Navisha mendorong troli yang berisi 26 nasi kotak memasuki lift. Butuh 2 lantai lagi untuk mencapai lantai 13.
Visha keluar dari lift dan melihat suasana di lantai 13 sangatlah sepi. Visha tercengang karena tak mendapati satu orangpun di lantai itu.
Visha menelan ludah sambil terus mendorong troli.
Apa benar ini tempatnya? Kenapa sepi sekali? Kemana semua orang yang bekerja di lantai ini?
Visha menuju ke sebuah ruangan kantor yang tembus pandang karena berlapis kaca bening. Visha berdiri di depan ruangan yang bertuliskan RAB Cons.
"RAB Cons? Apa benar ini tempatnya? Tapi kenapa tak ada orang?" gumam Visha.

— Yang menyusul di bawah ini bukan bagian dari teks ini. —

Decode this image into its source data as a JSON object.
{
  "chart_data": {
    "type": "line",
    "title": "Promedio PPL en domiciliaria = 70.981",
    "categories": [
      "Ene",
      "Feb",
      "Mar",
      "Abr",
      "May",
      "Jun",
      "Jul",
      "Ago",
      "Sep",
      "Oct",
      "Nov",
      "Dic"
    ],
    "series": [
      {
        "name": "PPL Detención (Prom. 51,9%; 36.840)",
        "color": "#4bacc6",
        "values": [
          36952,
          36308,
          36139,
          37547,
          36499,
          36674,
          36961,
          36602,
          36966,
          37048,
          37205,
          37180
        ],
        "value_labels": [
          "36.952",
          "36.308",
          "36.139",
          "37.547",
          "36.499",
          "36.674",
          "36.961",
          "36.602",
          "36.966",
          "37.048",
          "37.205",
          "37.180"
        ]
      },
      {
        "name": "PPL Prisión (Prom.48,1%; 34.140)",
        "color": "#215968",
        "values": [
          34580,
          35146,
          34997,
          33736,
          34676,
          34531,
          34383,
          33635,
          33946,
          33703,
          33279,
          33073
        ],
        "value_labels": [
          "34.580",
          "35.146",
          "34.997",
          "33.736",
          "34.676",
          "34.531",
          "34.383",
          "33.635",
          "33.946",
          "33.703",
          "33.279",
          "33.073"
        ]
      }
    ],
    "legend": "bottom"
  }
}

Visha mulai memasuki ruangan itu.
"Permisi!!! Saya dari Karina Catering mau mengantar pesanan makan siang."
Hening. Tak ada jawaban.
Visha mulai takut dengan keadaan yang sunyi ini. Ia menata nasi kotak di sebuah meja di ruangan itu.
Dari kejauhan Rocky berjalan sambil bersiul dengan gembira. Ia menghentikan langkahnya ketika melihat Visha ada di ruangan RAB Cons.
Astaga!!! Apa yang dilakukan gadis itu?
Rocky melihat Visha sedang menata kotak nasi di meja. Ia tersenyum gembira.
Ah, benar juga. Mulai hari ini karyawan RAB Cons juga akan mendapat jatah makan siang seperti yang lain.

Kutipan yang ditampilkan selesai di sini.